I ask him what he means , but he doesn't explain.  I try a question about how the neighbors have taken it all.
"Listen I don't even know my neighbors.  Try talking to them," he says.  Our conversation is obviously ending, and again I ask to see the house.  This time I am refused with a somewhat intriguing signoff:
"I have to go.  Just say that this is a house of love... In fact, if you want to make love, jump the fence."
I demur.  Driving away, I notice that the fence is 20 to 25 feet high and extends all the way up the steep hill.

Sunset Strip- the Whiskey-A-Go-Go, Dick Clark Productions, dozens of poster shops.  I visit a real estate agency, where a stately lady at the front desk tells me that I probably spoke to a talent agent, who she says owns the house with a fellow agent.
Near an out-of-business hot-dog stand once called "The Watergate," I find a phone booth and set out to reach somebody connected with the Spahn Movie Ranch, where Manson and his clan had lived.  The ranch, located in nearby Chatsworth, had burned two years ago, but my first dime gets me Terrie Spahn, the 20-year old granddaughter of former ranch owner George Spahn. 

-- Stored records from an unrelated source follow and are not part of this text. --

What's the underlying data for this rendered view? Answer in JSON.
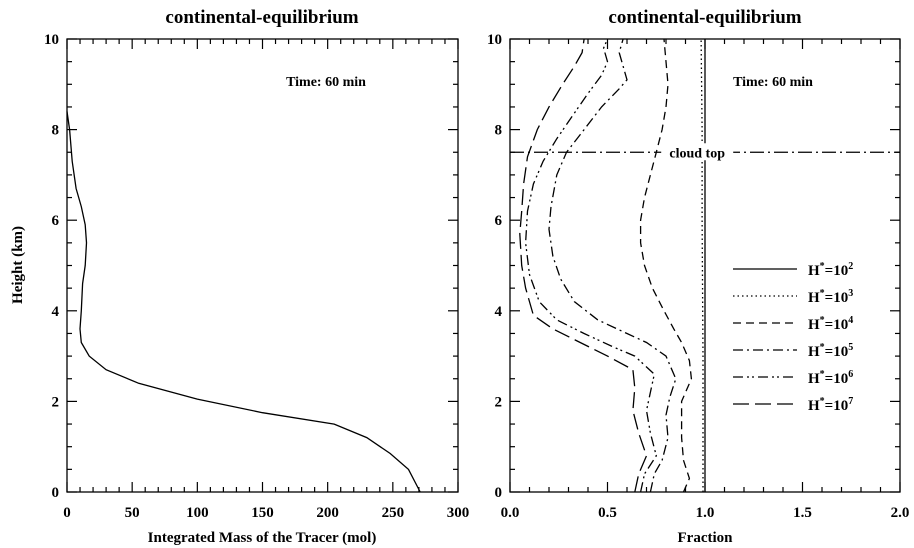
{
  "chart_data": [
    {
      "type": "line",
      "title": "continental-equilibrium",
      "xlabel": "Integrated Mass of the Tracer (mol)",
      "ylabel": "Height (km)",
      "xlim": [
        0,
        300
      ],
      "ylim": [
        0,
        10
      ],
      "xticks": [
        "0",
        "50",
        "100",
        "150",
        "200",
        "250",
        "300"
      ],
      "yticks": [
        "0",
        "2",
        "4",
        "6",
        "8",
        "10"
      ],
      "annotation": "Time: 60 min",
      "grid": false,
      "series": [
        {
          "dash": "solid",
          "points": [
            [
              271,
              0
            ],
            [
              262,
              0.5
            ],
            [
              248,
              0.85
            ],
            [
              230,
              1.2
            ],
            [
              205,
              1.5
            ],
            [
              150,
              1.75
            ],
            [
              100,
              2.05
            ],
            [
              55,
              2.4
            ],
            [
              30,
              2.7
            ],
            [
              17,
              3.0
            ],
            [
              11,
              3.3
            ],
            [
              10,
              3.6
            ],
            [
              11,
              4.0
            ],
            [
              12,
              4.6
            ],
            [
              14,
              5.0
            ],
            [
              15,
              5.5
            ],
            [
              14,
              5.9
            ],
            [
              11,
              6.3
            ],
            [
              7,
              6.7
            ],
            [
              4,
              7.3
            ],
            [
              2,
              8.0
            ],
            [
              0,
              8.4
            ]
          ]
        }
      ]
    },
    {
      "type": "line",
      "title": "continental-equilibrium",
      "xlabel": "Fraction",
      "ylabel": "",
      "xlim": [
        0,
        2
      ],
      "ylim": [
        0,
        10
      ],
      "xticks": [
        "0.0",
        "0.5",
        "1.0",
        "1.5",
        "2.0"
      ],
      "yticks": [
        "0",
        "2",
        "4",
        "6",
        "8",
        "10"
      ],
      "annotation": "Time: 60 min",
      "hline": {
        "y": 7.5,
        "label": "cloud top",
        "dash": "dashdot"
      },
      "legend_position": "right",
      "grid": false,
      "series": [
        {
          "name_base": "H",
          "name_sup": "*",
          "name_eq": "=10",
          "name_exp": "2",
          "dash": "solid",
          "points": [
            [
              1.0,
              0
            ],
            [
              1.0,
              10
            ]
          ]
        },
        {
          "name_base": "H",
          "name_sup": "*",
          "name_eq": "=10",
          "name_exp": "3",
          "dash": "dotted",
          "points": [
            [
              0.99,
              0
            ],
            [
              0.99,
              3
            ],
            [
              0.985,
              6
            ],
            [
              0.985,
              8
            ],
            [
              0.98,
              10
            ]
          ]
        },
        {
          "name_base": "H",
          "name_sup": "*",
          "name_eq": "=10",
          "name_exp": "4",
          "dash": "dashed",
          "points": [
            [
              0.89,
              0
            ],
            [
              0.92,
              0.3
            ],
            [
              0.89,
              0.7
            ],
            [
              0.88,
              1.2
            ],
            [
              0.88,
              2.0
            ],
            [
              0.93,
              2.5
            ],
            [
              0.92,
              2.9
            ],
            [
              0.88,
              3.3
            ],
            [
              0.84,
              3.6
            ],
            [
              0.79,
              4.0
            ],
            [
              0.73,
              4.5
            ],
            [
              0.69,
              5.0
            ],
            [
              0.67,
              5.5
            ],
            [
              0.67,
              6.0
            ],
            [
              0.69,
              6.5
            ],
            [
              0.72,
              7.0
            ],
            [
              0.75,
              7.5
            ],
            [
              0.78,
              8.0
            ],
            [
              0.8,
              8.5
            ],
            [
              0.81,
              9.0
            ],
            [
              0.8,
              9.5
            ],
            [
              0.79,
              10.0
            ]
          ]
        },
        {
          "name_base": "H",
          "name_sup": "*",
          "name_eq": "=10",
          "name_exp": "5",
          "dash": "dashdot",
          "points": [
            [
              0.72,
              0
            ],
            [
              0.74,
              0.4
            ],
            [
              0.78,
              0.7
            ],
            [
              0.81,
              1.2
            ],
            [
              0.8,
              1.7
            ],
            [
              0.82,
              2.1
            ],
            [
              0.85,
              2.5
            ],
            [
              0.8,
              3.0
            ],
            [
              0.7,
              3.3
            ],
            [
              0.6,
              3.5
            ],
            [
              0.45,
              3.8
            ],
            [
              0.33,
              4.2
            ],
            [
              0.26,
              4.7
            ],
            [
              0.22,
              5.2
            ],
            [
              0.2,
              5.8
            ],
            [
              0.21,
              6.3
            ],
            [
              0.24,
              7.0
            ],
            [
              0.29,
              7.5
            ],
            [
              0.38,
              8.0
            ],
            [
              0.47,
              8.5
            ],
            [
              0.56,
              8.9
            ],
            [
              0.6,
              9.1
            ],
            [
              0.58,
              9.4
            ],
            [
              0.56,
              9.7
            ],
            [
              0.58,
              10.0
            ]
          ]
        },
        {
          "name_base": "H",
          "name_sup": "*",
          "name_eq": "=10",
          "name_exp": "6",
          "dash": "dashdotdot",
          "points": [
            [
              0.67,
              0
            ],
            [
              0.69,
              0.4
            ],
            [
              0.75,
              0.8
            ],
            [
              0.72,
              1.3
            ],
            [
              0.7,
              1.8
            ],
            [
              0.72,
              2.2
            ],
            [
              0.74,
              2.6
            ],
            [
              0.64,
              3.0
            ],
            [
              0.53,
              3.2
            ],
            [
              0.38,
              3.5
            ],
            [
              0.24,
              3.8
            ],
            [
              0.15,
              4.2
            ],
            [
              0.1,
              4.8
            ],
            [
              0.08,
              5.5
            ],
            [
              0.09,
              6.2
            ],
            [
              0.12,
              6.8
            ],
            [
              0.17,
              7.3
            ],
            [
              0.24,
              7.8
            ],
            [
              0.32,
              8.3
            ],
            [
              0.4,
              8.8
            ],
            [
              0.47,
              9.2
            ],
            [
              0.5,
              9.5
            ],
            [
              0.48,
              9.8
            ],
            [
              0.5,
              10.0
            ]
          ]
        },
        {
          "name_base": "H",
          "name_sup": "*",
          "name_eq": "=10",
          "name_exp": "7",
          "dash": "longdash",
          "points": [
            [
              0.64,
              0
            ],
            [
              0.66,
              0.4
            ],
            [
              0.7,
              0.8
            ],
            [
              0.66,
              1.3
            ],
            [
              0.63,
              1.8
            ],
            [
              0.64,
              2.3
            ],
            [
              0.63,
              2.7
            ],
            [
              0.5,
              3.0
            ],
            [
              0.36,
              3.3
            ],
            [
              0.22,
              3.6
            ],
            [
              0.12,
              3.9
            ],
            [
              0.08,
              4.5
            ],
            [
              0.06,
              5.0
            ],
            [
              0.05,
              5.7
            ],
            [
              0.06,
              6.2
            ],
            [
              0.07,
              6.8
            ],
            [
              0.09,
              7.4
            ],
            [
              0.14,
              8.0
            ],
            [
              0.2,
              8.5
            ],
            [
              0.27,
              9.0
            ],
            [
              0.33,
              9.4
            ],
            [
              0.37,
              9.7
            ],
            [
              0.38,
              10.0
            ]
          ]
        }
      ]
    }
  ]
}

Terrie Spahn says that her grandfather is now 87, blind, and not thinking too clearly.  When the fire hit the ranch- and several nearby miles of Chatsworth- her grandfather disappeared to someplace in Oregon.  "He was almost dead because no one was feeding him there, and he had lost 12 of his best horses in that fire. 
"Some of the girls still call him here sometimes, trying to reach him.  You know, almost 30 people lived there at the time, and most of them weren't involved.  Mostly the girls would take care of grandpa, and he liked that because he couldn't take care of himself and he's a dirty old man.  Of course he couldn't see what was going on because he's blind.
"I used to go up there and give them clothes I didn't want any more.  They were always real nice to me."  Terrie herself was just married at the time of the murders, working as a hairdresser.  When her husband died a while ago, she started using her maiden name again.
I ask if she thinks Manson's people committed the murders.  "I guess they were the ones," she says.